Breeden J O
Department of History, Southern Methodist University, Dallas, Tex. 75275-0176.
South Med J. 1993 Sep;86(9):1040-8. doi: 10.1097/00007611-199309000-00014.
The Union's decision to treat medicines and medical supplies as contraband of war meant, for the Confederacy, the specter of medical shortages. The Confederate medical department significantly lessened the subsequent suffering through an energetic and resourceful program to supply its physicians' needs. Medicines and medical supplies were purchased abroad and smuggled through the Union blockade, obtained in an illicit trade with the North, captured from the enemy, and manufactured in the Confederacy. The search for home remedies, enthusiastically endorsed by Surgeon General Samuel P. Moore, was one of the most prominent features of the southern program.
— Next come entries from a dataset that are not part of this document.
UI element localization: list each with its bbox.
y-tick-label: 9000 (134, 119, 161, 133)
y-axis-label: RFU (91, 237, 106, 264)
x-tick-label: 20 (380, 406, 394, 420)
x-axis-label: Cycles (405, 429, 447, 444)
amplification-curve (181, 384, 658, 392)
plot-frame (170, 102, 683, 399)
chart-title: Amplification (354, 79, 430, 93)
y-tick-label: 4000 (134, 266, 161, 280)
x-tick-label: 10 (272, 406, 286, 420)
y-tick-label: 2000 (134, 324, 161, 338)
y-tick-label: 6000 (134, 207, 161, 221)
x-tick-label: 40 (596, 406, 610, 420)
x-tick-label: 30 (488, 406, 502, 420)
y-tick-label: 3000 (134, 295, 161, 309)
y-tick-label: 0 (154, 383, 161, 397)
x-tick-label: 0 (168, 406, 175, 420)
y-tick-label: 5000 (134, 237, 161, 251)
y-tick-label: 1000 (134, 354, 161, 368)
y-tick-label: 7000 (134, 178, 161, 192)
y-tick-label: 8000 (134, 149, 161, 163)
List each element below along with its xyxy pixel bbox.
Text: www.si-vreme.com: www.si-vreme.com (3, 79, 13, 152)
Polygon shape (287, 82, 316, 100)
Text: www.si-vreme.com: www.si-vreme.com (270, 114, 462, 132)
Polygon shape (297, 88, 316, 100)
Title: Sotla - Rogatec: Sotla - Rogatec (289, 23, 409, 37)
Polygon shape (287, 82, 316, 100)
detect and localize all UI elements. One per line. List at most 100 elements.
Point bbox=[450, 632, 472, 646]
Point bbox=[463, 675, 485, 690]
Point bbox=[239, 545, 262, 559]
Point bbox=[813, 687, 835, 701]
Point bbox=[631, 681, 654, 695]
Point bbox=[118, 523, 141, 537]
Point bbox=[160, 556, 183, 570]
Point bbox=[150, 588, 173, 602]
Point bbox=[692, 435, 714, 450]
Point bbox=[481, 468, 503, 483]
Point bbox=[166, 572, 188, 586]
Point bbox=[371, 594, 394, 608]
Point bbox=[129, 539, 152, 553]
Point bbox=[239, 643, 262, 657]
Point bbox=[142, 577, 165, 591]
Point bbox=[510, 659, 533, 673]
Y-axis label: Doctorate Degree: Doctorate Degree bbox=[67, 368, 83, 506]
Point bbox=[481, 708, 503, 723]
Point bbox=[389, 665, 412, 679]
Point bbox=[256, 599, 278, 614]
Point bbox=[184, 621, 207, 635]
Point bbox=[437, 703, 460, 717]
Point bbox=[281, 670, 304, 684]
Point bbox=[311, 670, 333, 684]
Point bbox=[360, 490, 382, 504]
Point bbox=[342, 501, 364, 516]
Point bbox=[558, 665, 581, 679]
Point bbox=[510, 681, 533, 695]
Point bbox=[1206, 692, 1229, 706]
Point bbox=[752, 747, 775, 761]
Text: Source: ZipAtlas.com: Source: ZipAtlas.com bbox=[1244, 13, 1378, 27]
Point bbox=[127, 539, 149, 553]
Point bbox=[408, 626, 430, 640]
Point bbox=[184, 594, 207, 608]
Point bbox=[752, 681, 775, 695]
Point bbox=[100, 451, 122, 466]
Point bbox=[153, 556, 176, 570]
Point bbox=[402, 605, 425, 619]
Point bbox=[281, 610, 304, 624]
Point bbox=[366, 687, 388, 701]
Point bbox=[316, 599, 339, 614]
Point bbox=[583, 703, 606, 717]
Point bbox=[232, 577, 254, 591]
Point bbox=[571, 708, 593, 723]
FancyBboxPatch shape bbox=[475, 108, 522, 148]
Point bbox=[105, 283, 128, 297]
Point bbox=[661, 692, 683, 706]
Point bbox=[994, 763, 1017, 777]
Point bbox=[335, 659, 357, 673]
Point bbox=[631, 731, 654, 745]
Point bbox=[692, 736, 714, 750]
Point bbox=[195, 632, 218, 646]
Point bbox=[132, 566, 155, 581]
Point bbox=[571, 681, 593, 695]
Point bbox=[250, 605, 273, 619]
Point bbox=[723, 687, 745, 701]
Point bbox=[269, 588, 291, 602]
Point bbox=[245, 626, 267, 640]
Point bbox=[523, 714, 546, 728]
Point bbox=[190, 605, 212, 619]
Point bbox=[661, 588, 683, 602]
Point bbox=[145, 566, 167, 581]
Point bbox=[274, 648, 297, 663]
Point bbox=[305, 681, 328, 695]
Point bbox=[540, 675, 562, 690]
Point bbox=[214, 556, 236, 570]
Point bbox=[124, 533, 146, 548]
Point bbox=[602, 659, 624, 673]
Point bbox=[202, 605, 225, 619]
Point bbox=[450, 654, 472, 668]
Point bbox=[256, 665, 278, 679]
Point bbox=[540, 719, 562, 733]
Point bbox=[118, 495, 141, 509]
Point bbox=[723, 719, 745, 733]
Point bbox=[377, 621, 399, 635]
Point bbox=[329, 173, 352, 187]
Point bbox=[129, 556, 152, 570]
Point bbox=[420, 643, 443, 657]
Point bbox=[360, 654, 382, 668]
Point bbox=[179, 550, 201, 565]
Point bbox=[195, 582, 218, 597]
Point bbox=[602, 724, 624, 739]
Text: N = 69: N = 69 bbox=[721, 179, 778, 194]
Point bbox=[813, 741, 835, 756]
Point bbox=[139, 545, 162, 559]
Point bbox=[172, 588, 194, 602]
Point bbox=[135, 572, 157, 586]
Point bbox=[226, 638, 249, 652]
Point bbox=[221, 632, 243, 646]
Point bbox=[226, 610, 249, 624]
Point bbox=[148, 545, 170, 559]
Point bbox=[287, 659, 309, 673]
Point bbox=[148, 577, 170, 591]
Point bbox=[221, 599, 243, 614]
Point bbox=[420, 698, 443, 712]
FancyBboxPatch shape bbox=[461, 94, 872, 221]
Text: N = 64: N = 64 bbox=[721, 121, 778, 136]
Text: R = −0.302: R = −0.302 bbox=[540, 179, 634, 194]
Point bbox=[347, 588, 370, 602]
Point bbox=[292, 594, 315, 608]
This paper surveys and analyzes medical shortages and Confederate medicine.
联邦将药品和医疗用品视为战争违禁品的决定,对邦联来说,意味着医疗物资短缺的可怕前景。邦联医疗部门通过一项积极且足智多谋的计划来满足其医生的需求,从而显著减轻了随后的痛苦。药品和医疗用品从国外购买,偷运穿过联邦的封锁线,通过与北方的非法贸易获得,从敌人那里缴获,并在邦联境内制造。寻找民间疗法是南方计划最显著的特点之一,这得到了军医总监塞缪尔·P·摩尔的大力支持。本文对医疗物资短缺和邦联药品进行了调查与分析。